Its coming up to the one year anniversary of my loss, this is the poem I wrote about how it feels here on Planet Grief.

Loosing You

Here I lay on the floor,

My soul screaming, in a million pieces since you left.

You died, you passed, you are no longer here.

 

It was sudden, little warning.

Acknowledged by you and I but ignored by those who should have helped.

Then like a thief if the night, death took you.

Not even glancing back at the devastation, left in its wake.

 

Now, there is silence.

A hole in my life.

No welcome smile

No arms to hold and protect

No praise, no comfort, no solace

Just… silence.

 

No matter how loud I call

How hard I try

How hard I cry

Nothing, just….

Why?

 

If you too have just arrived on Planet Grief, I am truly sorry for you loss.

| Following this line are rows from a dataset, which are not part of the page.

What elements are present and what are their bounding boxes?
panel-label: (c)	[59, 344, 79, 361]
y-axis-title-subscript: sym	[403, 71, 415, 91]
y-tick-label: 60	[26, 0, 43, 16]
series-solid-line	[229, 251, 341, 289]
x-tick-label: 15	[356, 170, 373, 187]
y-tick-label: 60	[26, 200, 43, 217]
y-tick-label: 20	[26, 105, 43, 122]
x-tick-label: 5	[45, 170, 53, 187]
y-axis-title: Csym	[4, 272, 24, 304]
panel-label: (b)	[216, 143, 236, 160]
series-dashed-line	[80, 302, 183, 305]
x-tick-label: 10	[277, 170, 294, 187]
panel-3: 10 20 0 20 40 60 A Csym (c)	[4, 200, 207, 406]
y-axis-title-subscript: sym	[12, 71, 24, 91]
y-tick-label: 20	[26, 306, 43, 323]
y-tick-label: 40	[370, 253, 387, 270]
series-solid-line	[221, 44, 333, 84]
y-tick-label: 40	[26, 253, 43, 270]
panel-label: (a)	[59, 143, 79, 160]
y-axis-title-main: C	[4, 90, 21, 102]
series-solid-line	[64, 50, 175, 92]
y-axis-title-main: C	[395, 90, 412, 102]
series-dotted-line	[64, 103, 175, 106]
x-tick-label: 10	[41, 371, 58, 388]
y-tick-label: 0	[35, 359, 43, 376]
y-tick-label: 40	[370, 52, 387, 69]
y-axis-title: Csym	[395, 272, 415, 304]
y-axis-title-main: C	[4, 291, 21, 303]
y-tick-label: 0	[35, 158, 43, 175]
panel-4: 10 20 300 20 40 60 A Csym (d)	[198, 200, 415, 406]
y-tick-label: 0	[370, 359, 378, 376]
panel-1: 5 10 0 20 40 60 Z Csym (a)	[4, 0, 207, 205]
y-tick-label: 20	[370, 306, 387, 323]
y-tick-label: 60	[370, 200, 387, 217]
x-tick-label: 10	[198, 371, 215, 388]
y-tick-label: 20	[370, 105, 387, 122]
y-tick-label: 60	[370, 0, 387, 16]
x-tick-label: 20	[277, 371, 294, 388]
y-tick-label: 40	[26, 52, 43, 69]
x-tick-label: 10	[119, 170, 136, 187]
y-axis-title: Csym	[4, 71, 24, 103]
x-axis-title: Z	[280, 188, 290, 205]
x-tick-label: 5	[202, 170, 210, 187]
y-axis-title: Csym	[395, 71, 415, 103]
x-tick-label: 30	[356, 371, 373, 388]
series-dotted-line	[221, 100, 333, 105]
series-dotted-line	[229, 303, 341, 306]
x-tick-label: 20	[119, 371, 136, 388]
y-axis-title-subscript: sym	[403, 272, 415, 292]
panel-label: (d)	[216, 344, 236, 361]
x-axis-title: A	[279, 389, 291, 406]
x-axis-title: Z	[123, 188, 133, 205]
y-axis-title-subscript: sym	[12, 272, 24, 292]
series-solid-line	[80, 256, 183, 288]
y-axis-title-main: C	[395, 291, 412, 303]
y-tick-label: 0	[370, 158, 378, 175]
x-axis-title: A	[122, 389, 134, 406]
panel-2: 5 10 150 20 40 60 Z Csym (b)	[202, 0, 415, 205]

I have posted some supportive website links in the Healing Tab under Bereavement. I especially recommend Cruse Bereavement care, they were wonderful in my darkest days.

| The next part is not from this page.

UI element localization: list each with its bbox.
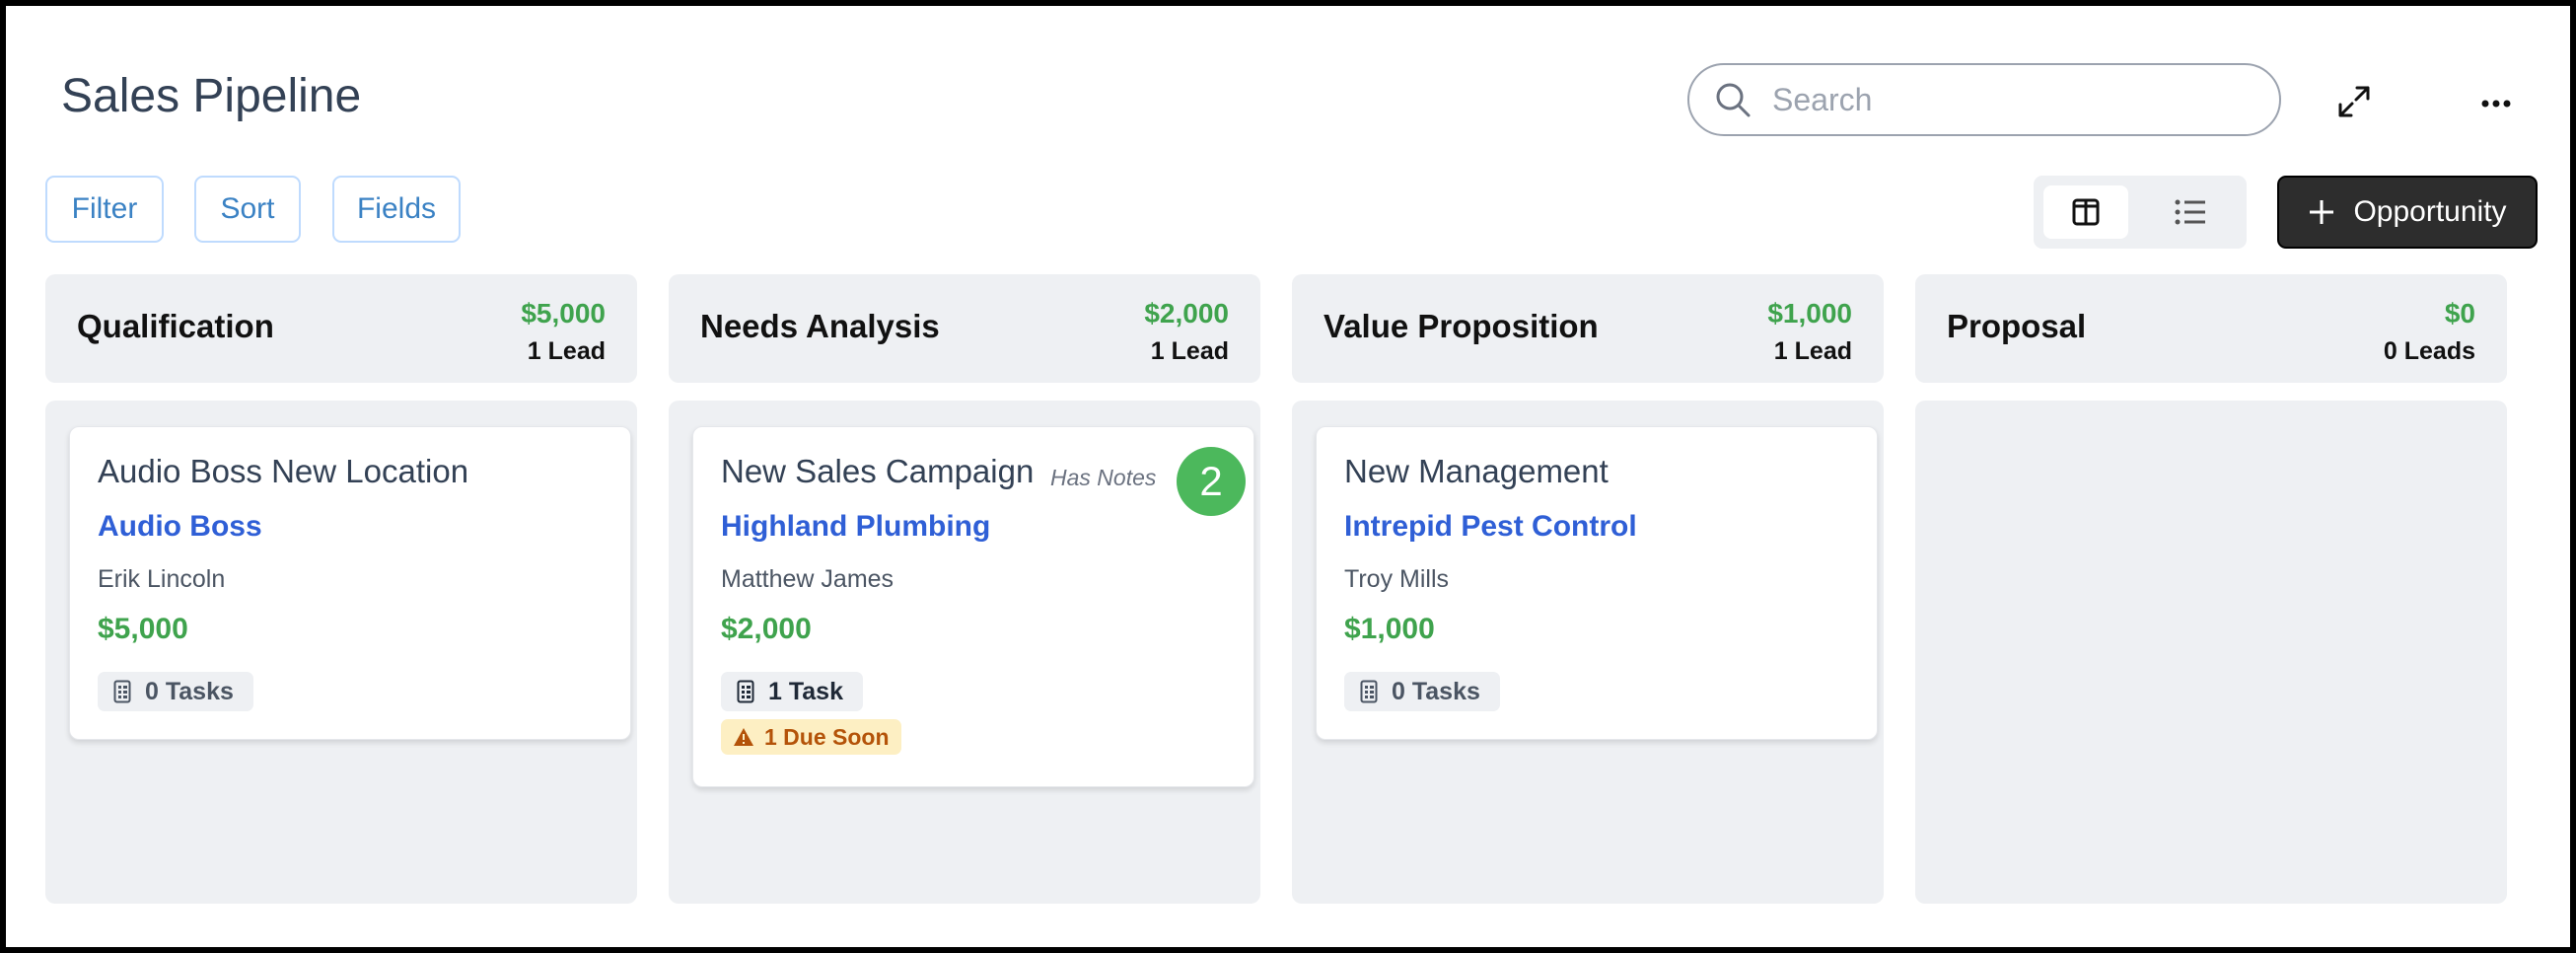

I found writing helped me through some of the pain, it doesn’t stop it, but it gives you somewhere to say the things others don’t want to hear. The pain you need to let out but others avoid, trying to stop you talking about it, ‘Don’t upset yourself’ etc. For me, writing helps to ease the pain of those thoughts, helps stop them rolling around and around in my head, gives them somewhere else to go instead. If you have lost someone suddenly I can highly recommend writing as a way of finding a path through the pain and shock of it all. I have kept a journal of my feelings throughout this year of my grief and intend to do so for the coming year too.

Anniversaries of times you shared are so painful, but have often not been as I had expected them to be. Not better but different, and its learning how to find ways to be OK with different. If you find strategies along the way of your grieving, I highly recommend you write a letter to yourself of the things that got you through it. You will forget and when the next one hits, you can return to the letter for advice on ways to keep breathing, the things that helped.

Last year was our first Christmas apart, and I wrote myself a letter about how I felt, and what I did and sometimes included whys for things too. When you are in a really painful place, thinking is difficult, others often cannot begin to understand how you feel, even when they have suffered a loss themselves as each loss is unique to the individual.

Survival Tips for the Bereaved

  • Just do what you need to do to get through the next few moments as best you can.
  • Its fine to do more when you feel able, but take your time.
  • Be kind to yourself, especially if others are not helping as you need them too.
  • Remember, the expectations of others are not your expectations, let them keep them.
  • Its OK to cry, its healing, ignore those who don’t let you cry.
  • And when you need to cry but can’t put on a sad film and let the tears flow that way.
  • Put a list on the fridge of things you need help with and can’t face. If people say ‘Is there anything I can do?’ Point them at the fridge and say pick one.
  • Most importantly! Its OK to ask for help, assistance is often brief, so make the most of any that is offered.